Вырос дом: кирпич к кирпичу, крыша -
черепицей. Окна веселые. Стеклышком улыбаются. Цветы в окнах. Полы свежие, плавные: ни скрипа, ни стона. Хороший дом. Хорошо Ойлюшке, хорошо Феде, деткам хорошо. Тепло, сыто. Кровать бы с шишками. Будет и кровать. А пока на лавке нет им сна. По
ночам в трубу воет:
- Спишь, девка?! А Хозяин твой идет... Совсем близко... Берегись! Беги!

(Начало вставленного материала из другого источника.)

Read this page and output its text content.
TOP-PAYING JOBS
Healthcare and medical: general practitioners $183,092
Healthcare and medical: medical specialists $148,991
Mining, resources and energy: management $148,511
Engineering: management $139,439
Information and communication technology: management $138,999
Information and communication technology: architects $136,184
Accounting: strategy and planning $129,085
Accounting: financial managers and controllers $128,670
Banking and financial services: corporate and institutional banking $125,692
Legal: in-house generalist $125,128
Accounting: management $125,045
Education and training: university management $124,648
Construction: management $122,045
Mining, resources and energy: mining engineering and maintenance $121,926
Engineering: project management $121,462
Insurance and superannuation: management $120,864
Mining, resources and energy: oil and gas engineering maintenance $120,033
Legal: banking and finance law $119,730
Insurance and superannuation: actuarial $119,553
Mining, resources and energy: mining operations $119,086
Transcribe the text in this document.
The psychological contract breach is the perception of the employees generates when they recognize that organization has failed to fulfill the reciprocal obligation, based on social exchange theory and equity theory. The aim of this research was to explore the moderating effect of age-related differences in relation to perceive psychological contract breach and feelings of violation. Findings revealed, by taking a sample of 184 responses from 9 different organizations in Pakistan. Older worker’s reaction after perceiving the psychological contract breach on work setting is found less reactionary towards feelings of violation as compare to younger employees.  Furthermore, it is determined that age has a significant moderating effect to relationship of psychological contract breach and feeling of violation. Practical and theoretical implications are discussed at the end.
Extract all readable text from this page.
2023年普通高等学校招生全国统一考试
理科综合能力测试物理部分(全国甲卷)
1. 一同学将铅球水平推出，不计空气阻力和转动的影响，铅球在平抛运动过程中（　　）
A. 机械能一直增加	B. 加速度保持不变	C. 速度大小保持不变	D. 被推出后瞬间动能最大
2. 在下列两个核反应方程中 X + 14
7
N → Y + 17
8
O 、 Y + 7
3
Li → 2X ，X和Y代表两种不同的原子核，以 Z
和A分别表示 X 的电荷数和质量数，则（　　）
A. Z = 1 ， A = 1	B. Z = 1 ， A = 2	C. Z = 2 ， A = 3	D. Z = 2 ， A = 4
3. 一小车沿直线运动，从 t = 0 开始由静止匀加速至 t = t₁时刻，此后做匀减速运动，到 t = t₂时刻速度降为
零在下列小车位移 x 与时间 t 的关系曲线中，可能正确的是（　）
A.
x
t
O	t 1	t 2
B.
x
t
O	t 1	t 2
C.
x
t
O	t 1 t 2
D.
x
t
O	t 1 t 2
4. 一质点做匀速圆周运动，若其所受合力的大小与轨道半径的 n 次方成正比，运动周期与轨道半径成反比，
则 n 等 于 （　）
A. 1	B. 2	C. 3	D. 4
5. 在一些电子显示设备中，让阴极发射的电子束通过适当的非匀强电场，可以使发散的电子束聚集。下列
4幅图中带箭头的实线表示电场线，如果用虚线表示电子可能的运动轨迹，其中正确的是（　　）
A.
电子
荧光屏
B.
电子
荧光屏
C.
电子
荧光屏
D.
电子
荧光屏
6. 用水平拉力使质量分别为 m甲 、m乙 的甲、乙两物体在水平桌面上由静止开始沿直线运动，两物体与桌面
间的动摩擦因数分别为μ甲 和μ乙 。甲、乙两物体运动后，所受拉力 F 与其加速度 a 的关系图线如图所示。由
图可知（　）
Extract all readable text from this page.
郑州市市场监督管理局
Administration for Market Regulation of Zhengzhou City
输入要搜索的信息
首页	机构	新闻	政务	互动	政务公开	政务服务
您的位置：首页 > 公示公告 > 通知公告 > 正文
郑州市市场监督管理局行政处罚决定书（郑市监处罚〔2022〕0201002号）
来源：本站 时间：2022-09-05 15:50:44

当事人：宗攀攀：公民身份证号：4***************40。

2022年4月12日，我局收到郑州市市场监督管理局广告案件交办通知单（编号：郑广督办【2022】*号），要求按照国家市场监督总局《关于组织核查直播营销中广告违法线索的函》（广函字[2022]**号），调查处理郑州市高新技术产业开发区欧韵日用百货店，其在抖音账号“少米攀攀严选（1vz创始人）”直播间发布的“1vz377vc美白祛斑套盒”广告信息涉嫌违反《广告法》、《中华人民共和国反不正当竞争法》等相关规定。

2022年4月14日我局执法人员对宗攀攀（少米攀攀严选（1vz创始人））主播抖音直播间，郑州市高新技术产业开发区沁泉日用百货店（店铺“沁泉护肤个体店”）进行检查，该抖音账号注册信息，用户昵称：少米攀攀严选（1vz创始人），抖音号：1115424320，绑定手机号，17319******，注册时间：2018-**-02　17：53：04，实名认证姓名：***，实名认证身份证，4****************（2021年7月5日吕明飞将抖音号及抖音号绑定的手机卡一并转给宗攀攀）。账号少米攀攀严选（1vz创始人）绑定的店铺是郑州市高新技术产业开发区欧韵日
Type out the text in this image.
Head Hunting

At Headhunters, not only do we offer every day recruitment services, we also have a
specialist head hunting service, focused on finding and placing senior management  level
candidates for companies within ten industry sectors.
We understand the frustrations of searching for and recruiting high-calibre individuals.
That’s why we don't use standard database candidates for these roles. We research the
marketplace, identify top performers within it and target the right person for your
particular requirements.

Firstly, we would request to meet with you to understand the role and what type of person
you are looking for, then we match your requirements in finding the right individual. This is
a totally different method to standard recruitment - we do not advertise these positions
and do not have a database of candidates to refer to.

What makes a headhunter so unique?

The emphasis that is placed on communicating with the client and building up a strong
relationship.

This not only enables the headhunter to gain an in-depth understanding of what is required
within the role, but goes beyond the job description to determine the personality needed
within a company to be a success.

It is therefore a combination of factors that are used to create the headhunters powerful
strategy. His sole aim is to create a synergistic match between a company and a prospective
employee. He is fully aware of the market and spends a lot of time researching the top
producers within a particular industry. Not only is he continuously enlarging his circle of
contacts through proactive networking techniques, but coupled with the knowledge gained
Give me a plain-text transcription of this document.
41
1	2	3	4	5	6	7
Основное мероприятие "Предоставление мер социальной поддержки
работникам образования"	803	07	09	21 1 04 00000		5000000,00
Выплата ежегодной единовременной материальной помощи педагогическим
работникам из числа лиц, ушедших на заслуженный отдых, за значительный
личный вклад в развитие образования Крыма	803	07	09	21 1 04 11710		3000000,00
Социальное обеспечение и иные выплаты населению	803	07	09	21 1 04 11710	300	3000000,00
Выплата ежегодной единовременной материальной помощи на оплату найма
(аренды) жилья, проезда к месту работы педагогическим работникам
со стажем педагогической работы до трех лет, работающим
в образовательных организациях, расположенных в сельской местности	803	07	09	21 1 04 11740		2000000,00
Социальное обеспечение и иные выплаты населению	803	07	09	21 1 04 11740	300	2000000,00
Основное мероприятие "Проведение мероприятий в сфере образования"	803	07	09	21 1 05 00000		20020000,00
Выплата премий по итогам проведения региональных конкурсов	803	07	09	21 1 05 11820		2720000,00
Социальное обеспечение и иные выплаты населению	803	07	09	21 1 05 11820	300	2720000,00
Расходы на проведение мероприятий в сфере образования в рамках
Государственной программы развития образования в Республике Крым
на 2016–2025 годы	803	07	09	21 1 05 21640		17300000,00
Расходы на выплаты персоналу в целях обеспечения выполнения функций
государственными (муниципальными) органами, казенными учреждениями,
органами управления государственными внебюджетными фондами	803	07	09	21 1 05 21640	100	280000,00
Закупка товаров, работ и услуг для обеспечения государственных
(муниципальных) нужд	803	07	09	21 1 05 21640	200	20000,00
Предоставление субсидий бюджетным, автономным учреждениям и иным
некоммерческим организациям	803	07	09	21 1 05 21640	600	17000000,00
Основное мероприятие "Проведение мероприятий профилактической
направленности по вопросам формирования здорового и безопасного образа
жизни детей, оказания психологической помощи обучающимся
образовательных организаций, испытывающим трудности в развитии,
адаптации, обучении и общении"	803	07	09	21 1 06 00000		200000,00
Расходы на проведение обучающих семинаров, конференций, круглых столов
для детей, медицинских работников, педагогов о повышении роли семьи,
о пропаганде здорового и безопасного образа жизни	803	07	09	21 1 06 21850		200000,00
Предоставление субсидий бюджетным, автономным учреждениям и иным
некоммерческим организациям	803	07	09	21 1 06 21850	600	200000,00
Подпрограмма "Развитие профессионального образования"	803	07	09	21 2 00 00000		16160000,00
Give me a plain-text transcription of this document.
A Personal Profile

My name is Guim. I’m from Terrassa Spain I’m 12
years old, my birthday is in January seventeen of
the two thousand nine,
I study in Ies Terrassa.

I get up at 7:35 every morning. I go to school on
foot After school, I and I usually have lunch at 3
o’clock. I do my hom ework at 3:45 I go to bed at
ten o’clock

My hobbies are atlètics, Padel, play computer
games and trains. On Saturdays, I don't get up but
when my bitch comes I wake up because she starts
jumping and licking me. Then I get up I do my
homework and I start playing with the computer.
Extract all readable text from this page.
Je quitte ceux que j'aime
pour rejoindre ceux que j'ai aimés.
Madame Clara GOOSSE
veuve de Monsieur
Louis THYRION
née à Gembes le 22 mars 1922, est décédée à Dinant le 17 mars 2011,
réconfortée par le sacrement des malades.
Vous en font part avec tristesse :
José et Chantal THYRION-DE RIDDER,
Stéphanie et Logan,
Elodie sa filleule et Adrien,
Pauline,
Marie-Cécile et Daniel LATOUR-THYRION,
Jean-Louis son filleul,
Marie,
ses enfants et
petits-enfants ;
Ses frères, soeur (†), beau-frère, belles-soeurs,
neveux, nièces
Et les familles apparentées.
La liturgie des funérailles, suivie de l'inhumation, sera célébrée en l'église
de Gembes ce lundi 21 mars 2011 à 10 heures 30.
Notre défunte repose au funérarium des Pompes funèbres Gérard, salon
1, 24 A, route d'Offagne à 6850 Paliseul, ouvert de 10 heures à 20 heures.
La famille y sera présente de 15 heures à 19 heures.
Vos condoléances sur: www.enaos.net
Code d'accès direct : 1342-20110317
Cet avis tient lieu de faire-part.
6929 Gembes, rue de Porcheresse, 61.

Бросили дом, побежали, В медвежьем углу новую берлогу
строят. Выстроили лежбище. Краше прежнего дом получился, но по ночам снова
зовет Ойлюшку голос. Гонит прочь.
Бегут они заячьей тропой, но не
могут со следа сбить. Дома оставляют вехами. В домах чужие люди живут спокойно,
мирно. Нет Ойлюшке крыши над головой, нет угла под крышей. Молит Федор:
- Отдохнем?
Рада бы, не может. Озлобились всем семейством, на горбу осклизлой улиткой горе свое тащат.
Очнулась старуха. Снова мертвый лес кругом. Ночь,
суета дикая.
Содрали луну с неба. Подвесили на цепях над поляной. Внизу - танцы. Лютые враги в любви и согласии. Главный вождь
Хозяина ведет за талию. Улыбается вкрадчиво, лепечет сладко:
- Что подарить тебе, кровный братец?
Серьги агатовые, браслетик золотой, колечко с изумрудцем?
- Все давай! - хозяин сам на себя не похож: волосом, сальными
складками потекло лицо вниз. Под носом черное. Семенят братья в танго. А вокруг
тени железом гремят, затвором щелкают, гусеницей скрежещут.
Комротой Алексаша ржавую шашку о бабкины щеки драит. Заблестела шашка серебряно.
- Спасибо, девка, хорошая у тебя щека!
Страшно старухе. На Хозяина смотрит. В кусты
пятится. Забилась под корни.
Наверху грохочет на чужом языке всесветное
орало:
- Где евгей! Подать на правеж евгея!
- Не я, - шепчет бабка. - Неграмотные мы. Нет евгеев тута.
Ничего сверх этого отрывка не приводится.